In this modern age of all thing’s internet, we have some great modern advances in communications.

Social media is no doubt a part of everyone’s lives now in some way.

To be able to connect with people from all over the world is an amazing thing. That is, when sharing memories, making plans and exchanging pleasantries. But the internet can be a dangerous place, especially when it comes to online safety and bullying.

Trolling as it’s called now can be an arrestable offence. Trolls usually make me think of the fictional characters in fairy tales, grumpy bridge guarding intimidators. And in a way our internet versions are quite similar.

Trolling can be anything from posting anonymous negative comments on a social media posts to deliberating causing trouble or using threatening behaviour online which equates to more than just a disgruntled keyboard warrior.

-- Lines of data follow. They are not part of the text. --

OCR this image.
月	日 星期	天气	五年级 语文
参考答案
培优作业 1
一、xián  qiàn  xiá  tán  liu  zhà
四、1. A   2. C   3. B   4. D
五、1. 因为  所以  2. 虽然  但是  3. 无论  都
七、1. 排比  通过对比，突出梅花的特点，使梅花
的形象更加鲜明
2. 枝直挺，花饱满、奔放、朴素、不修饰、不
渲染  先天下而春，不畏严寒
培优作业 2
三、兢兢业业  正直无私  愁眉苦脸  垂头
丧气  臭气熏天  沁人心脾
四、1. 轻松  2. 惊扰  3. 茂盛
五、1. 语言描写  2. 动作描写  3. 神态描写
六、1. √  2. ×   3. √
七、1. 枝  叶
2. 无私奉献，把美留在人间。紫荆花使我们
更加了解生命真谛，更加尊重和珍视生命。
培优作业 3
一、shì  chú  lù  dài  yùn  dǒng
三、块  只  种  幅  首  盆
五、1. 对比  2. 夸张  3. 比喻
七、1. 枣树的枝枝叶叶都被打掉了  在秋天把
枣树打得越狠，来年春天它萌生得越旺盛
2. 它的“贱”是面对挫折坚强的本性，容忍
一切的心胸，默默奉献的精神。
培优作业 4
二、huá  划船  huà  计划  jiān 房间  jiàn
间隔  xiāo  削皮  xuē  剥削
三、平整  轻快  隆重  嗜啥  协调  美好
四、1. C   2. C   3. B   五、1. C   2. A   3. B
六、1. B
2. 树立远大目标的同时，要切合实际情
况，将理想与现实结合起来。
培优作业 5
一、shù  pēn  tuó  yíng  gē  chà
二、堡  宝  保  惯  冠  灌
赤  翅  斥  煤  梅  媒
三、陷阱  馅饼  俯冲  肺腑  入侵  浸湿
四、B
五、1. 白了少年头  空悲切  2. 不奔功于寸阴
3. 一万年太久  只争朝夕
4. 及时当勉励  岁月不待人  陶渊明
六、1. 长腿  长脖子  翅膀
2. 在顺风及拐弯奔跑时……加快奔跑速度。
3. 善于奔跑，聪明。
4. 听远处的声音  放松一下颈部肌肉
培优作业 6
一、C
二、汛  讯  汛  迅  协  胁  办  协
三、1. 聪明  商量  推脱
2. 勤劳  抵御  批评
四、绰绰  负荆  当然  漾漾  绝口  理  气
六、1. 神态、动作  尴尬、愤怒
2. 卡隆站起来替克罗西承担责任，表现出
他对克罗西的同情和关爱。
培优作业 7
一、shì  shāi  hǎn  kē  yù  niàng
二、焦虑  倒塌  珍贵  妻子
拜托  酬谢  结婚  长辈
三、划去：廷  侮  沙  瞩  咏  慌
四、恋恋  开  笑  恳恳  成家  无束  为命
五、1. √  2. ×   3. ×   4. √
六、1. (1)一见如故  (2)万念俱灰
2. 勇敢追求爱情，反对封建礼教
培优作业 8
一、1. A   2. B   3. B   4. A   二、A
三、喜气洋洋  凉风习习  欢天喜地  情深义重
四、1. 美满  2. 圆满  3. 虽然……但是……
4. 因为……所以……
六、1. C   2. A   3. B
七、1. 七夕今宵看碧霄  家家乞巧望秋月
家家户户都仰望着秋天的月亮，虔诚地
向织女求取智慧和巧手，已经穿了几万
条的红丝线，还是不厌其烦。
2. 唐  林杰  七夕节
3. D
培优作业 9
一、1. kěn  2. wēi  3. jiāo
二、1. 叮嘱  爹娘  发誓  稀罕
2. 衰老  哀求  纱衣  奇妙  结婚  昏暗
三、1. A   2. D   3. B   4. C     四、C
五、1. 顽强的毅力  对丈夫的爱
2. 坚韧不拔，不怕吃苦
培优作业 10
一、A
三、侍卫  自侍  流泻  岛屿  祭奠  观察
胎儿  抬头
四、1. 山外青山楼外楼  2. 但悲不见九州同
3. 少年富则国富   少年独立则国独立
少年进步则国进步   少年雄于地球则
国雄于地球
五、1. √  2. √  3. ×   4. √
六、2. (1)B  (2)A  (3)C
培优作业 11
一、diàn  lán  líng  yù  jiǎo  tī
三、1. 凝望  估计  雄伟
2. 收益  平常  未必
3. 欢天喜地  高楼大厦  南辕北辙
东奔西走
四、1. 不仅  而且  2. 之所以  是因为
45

But how do you cope if you’re a victim of trolling and what steps can you take to stay safe online?

Starve the trolls

Trolls feed on the attention they gain from others, be it your response or the response of others on your behalf. If you don’t fuel the fire with a response, then the troll is likely to feel defeated and stop posting. So, in short just ignore them.

Report them

If you feel that comments and posts are inappropriate, or the troll is starting to spam your personal feed and littering your wall with negativity and anti-social comments you have the option to report those posts and that person. Each social media platform has a reporting function just click on the comment and choose the report tab. This will then be removed and investigated.

Block them

If the troll is a repeat offender, then it might be time to block them. If you’ve tried to settle the issue and they keep pushing your buttons expunge them from your social media environment. This is a happy place trolls begone. However, be warned it may not be the last you see of them, sometimes a troll will create multiple fake profiles to gain access to your space. However, if you vet who you accept as a friend or set your profiles to private your more like to only have people you know on your social media accounts.

Make a record

You’re don’t always know how things will escalate. As with any argument or debate it’s good to keep a record. The good thing about social media is you can capture, and screen shot in real time. Keep a folder of evidence, comments, posts, messages and voice notes that have been sent. This will help show a true account of events if the issue escalates and the troll has edited or deleted evidence.

Tell someone

Don’t suffer alone. Even though others may be able to see the trolling with their own eyes they may not realise how it’s affecting you. Feelings are all subjective to the individual’s perception. What one person may interpret as banter, or comments that aren’t hurtful can be very damaging to another. Especially when comments are personal, or attack physical attributes such as weight, appearance and socio-economic positioning.